「幸せホルモン」のメカニズム

 日頃我々は(少なくとも私は)、本番&稽古に関わらず、演じることで高揚し、「幸せホルモン」に包まれているのは間違いないと思います。

 しかし、幸せホルモンのメカニズムは他にもあると気づかされたのが、7月14日火曜日開催、発酵料理家の麻子先生による特別講座、『腸内環境とセロトニン(幸せホルモン) 脳でなく腸で思考する』でした。内容は、以下のとおりです。

【腸内環境の重要性】

 人間にとっての幸せ物質、セロトニン(やる気・前向きな気持ち・熟睡・イライラ解消を司る神経伝達物質)は、90%が腸で、残りが脳で。腸から脳への伝達は、腸内細菌(微生物)が担う。

 腸内には、100兆もの微生物が存在し、そのバランスは善玉菌30%・悪玉菌10%・日和見菌60%。このバランスの維持が肝要で、各種の菌が共存する多様性が腸には求められている。

 しかし、現代社会においては、行き過ぎた殺菌による善玉菌の減少が「恐怖」を生んで、アトピー・喘息・うつ病の原因になっている。つまり、脳が先回りして「不安」を増大させ、「腸の声」を「脳」が無視し、多くの人がそれに踊らされ、腸内環境の悪化を招いている。
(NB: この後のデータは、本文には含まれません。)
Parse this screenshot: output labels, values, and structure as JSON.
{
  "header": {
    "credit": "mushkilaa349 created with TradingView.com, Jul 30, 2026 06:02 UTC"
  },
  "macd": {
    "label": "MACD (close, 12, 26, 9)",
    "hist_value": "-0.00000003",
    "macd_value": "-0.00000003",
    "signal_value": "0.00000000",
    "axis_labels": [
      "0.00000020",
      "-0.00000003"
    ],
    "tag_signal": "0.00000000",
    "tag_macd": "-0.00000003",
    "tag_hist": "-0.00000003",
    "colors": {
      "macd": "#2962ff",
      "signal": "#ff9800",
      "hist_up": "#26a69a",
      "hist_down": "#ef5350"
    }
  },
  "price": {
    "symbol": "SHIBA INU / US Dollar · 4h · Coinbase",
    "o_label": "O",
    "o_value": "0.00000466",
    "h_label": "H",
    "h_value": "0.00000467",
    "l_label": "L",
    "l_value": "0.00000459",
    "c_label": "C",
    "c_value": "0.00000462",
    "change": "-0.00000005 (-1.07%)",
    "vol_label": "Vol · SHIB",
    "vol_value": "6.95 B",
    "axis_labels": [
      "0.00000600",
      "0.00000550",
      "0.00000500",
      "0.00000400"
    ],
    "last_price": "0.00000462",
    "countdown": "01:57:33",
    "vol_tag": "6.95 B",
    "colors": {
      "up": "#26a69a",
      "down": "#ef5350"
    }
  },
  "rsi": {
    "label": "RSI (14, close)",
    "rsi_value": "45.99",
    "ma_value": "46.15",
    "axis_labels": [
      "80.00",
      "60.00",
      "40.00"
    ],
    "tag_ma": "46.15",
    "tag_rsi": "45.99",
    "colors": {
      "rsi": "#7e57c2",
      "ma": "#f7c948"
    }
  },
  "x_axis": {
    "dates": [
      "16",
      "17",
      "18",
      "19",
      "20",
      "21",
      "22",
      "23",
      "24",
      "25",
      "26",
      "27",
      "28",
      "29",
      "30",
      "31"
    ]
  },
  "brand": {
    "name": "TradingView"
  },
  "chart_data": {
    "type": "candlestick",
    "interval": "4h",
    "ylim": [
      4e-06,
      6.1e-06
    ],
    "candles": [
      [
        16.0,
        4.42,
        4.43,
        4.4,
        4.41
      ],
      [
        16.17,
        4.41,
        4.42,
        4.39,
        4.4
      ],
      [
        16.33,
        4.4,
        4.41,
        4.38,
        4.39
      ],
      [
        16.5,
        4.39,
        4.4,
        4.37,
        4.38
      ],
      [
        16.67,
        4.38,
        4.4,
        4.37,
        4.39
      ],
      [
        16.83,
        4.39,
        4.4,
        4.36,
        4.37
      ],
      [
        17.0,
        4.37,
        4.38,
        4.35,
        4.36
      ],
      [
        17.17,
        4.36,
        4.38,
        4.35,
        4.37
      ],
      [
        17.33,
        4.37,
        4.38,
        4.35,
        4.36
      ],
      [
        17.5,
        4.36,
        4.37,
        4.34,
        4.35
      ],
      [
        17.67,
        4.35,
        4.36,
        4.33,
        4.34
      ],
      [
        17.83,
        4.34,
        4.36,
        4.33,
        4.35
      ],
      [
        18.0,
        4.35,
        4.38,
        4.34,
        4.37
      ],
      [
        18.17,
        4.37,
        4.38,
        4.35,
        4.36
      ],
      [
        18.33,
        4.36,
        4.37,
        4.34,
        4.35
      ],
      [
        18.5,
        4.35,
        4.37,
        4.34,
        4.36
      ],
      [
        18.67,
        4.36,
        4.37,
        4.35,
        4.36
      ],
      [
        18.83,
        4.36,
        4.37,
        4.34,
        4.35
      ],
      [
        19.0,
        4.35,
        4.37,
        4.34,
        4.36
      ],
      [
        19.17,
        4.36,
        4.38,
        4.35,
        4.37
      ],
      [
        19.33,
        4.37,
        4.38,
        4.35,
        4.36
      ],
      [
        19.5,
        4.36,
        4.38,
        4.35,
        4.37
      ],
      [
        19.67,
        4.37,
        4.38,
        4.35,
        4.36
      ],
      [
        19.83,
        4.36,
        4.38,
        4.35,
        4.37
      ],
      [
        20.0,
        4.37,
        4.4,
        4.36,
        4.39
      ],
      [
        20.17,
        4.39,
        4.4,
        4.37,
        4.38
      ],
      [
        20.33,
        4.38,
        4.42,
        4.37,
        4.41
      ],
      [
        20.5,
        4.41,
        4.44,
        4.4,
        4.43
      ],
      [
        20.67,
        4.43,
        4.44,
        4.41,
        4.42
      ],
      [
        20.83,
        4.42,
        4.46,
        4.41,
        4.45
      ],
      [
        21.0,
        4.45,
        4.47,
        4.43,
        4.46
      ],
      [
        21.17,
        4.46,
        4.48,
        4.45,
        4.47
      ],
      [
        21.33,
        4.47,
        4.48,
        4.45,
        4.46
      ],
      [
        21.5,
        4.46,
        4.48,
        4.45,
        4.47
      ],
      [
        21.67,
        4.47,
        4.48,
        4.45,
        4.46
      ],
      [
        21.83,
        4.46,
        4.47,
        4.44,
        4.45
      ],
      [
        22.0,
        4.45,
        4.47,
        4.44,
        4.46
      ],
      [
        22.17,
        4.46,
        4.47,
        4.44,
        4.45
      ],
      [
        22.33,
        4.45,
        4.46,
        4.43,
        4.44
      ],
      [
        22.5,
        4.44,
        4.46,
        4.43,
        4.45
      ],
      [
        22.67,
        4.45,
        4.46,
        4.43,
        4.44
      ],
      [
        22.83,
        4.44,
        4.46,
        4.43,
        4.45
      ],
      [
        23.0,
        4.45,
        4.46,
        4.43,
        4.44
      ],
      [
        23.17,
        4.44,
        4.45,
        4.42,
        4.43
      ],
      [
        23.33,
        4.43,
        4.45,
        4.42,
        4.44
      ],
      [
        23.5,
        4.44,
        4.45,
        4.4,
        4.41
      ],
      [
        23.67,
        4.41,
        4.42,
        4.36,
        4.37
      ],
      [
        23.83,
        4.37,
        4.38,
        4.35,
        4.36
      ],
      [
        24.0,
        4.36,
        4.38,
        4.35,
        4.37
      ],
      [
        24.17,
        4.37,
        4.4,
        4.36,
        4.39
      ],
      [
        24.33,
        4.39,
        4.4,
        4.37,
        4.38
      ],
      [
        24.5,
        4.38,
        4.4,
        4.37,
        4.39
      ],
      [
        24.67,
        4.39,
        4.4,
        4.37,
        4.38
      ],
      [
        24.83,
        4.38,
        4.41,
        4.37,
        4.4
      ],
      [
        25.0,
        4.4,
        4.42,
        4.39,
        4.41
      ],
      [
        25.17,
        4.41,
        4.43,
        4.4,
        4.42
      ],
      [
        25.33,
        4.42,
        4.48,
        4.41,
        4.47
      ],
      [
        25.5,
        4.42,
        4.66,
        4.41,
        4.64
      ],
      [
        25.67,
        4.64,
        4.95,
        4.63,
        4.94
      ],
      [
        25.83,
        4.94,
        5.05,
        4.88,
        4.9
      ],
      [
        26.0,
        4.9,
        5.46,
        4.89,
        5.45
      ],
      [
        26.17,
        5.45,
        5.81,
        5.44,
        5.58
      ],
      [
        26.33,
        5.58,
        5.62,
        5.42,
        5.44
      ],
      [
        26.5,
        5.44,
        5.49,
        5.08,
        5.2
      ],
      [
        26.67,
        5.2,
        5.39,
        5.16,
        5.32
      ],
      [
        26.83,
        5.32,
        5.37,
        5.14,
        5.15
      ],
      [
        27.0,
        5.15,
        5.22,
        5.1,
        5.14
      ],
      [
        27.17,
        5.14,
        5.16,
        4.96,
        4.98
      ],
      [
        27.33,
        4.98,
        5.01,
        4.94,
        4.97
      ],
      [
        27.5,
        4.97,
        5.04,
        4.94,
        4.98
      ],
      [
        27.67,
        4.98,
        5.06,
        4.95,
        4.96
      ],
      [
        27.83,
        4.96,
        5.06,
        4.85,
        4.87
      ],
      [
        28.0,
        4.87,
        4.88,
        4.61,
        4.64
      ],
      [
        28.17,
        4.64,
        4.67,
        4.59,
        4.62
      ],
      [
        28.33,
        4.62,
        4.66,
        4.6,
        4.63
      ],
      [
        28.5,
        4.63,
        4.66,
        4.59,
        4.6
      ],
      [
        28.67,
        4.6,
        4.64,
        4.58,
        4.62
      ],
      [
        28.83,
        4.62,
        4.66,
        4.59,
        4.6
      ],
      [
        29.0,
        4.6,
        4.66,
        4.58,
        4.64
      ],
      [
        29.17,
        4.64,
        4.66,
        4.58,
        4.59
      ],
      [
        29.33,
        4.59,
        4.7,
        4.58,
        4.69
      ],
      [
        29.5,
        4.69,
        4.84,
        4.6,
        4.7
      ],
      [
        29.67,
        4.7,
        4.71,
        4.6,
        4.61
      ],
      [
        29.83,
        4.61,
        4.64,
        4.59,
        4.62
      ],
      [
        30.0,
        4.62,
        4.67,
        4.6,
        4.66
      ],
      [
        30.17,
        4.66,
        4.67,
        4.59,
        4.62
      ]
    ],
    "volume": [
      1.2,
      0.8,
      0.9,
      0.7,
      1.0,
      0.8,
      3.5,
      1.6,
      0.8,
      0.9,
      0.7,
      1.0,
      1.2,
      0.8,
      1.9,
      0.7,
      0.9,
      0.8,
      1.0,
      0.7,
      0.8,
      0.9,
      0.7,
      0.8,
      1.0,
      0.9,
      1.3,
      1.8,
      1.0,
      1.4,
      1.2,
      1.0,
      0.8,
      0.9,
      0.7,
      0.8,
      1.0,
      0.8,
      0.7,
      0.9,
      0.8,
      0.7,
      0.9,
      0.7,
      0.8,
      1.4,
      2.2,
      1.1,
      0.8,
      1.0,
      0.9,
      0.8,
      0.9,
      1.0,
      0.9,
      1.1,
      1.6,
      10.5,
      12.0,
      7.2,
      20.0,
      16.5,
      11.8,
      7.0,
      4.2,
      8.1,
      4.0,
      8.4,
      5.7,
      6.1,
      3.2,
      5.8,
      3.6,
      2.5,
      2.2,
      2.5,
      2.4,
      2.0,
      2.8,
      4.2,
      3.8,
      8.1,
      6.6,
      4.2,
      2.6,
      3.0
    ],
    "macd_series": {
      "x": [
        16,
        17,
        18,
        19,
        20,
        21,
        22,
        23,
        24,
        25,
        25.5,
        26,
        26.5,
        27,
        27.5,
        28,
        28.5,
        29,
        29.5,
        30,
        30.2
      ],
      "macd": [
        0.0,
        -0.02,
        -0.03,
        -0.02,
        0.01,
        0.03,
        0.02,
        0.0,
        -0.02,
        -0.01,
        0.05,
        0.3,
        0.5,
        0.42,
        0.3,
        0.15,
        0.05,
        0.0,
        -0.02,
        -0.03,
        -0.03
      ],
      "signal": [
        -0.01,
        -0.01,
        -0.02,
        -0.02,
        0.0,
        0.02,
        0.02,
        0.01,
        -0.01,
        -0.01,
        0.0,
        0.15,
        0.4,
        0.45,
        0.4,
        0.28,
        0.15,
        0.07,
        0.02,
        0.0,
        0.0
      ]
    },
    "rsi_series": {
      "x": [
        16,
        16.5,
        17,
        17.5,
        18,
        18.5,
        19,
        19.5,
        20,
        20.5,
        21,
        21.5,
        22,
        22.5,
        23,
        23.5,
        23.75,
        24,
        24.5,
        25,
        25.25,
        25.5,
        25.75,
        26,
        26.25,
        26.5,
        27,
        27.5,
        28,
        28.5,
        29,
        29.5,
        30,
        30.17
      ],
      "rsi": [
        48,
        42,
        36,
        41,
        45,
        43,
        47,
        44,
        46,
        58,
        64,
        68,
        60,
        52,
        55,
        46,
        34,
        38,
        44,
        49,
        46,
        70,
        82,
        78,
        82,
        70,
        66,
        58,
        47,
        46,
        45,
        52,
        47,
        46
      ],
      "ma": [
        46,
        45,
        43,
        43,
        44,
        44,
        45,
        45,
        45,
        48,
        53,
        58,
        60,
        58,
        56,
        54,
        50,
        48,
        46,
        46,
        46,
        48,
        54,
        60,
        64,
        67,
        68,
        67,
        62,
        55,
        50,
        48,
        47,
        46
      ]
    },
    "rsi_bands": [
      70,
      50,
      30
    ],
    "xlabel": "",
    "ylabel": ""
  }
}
 ゆえに腸内環境の改善は、「幸せホルモン」の増加に寄与し、不安の払拭及び精神的安定に繋がる。

【腸内環境の整え方】

■植物性の繊維を含む食材の摂取(伝統的な日本食の摂取)

■一日一杯の味噌汁の飲用

■カルシュウムを含む硬水の飲用

■良質の油の使用(青魚・シソ油・亜麻油・オリーブ油)

◼️発酵食品の摂取

■市販の揚げ物等の摂取や白砂糖の摂取を避ける……etc.

 特に『納豆』に代表される『発酵食品』の摂取は効果的で、その発酵におけるスーパースターが『麹カビ』。同カビは日本にしか無く国菌であり、100個以上の酵素を生成する。

《麹カビの長所》

◼️酵素を生成するので、人間自身の酵素の節約が図れる

◼️善玉菌の活性に作用する(味噌等、植物性の乳酸菌も同様の効果がある)

◼️食物の毒素を抜く……etc.

【腸内環境のチェック】

排便量のチェックが適している。戦後(400g/1日/1人)に比較すると、現代の排便量は刻々と減少(200g/1日/1人)している。

《減少の原因》

◼️食物繊維の摂取量の著減

◼️腸内洗浄・ウォシュレット等、清潔にし過ぎて善玉減少

◼️悪玉の好物、肉の脂質が堆積している。

◼️食物添加物の増加

◼️抗生物質による善玉減少
……etc.

 講師の締めの一言は、『一日一杯の味噌汁を心掛け、微生物と仲良くなることが、健康への第一歩!』でした。

 座員にとって初耳の事柄も多く、一同興味津々。次から次へハイ!・ハイ!・ハイ!と手が挙がり、「酵素風呂の効果の有無?」「サプリで補完は可能か否か?」「弱い腸の改善策は?」「菜種油の評価は?」「牛乳の飲用効果は?」等々、質問の嵐!!

 いつもとは勝手が違う座学ではあったものの、コロナ禍により、多くの者が漠然とした不安感や、閉塞感を抱いている今の時節に適したテーマ!

 その昔、狩猟民族から農耕民族へ移行する中、食糧も変化して、人間の体内の微生物も変遷して行ったとの導入部から始まり、理路整然と分かりやすい麻子先生の講義。

 この日は皆一様に「腸」を意識し、日常の「食生活」を見直す一日になりました。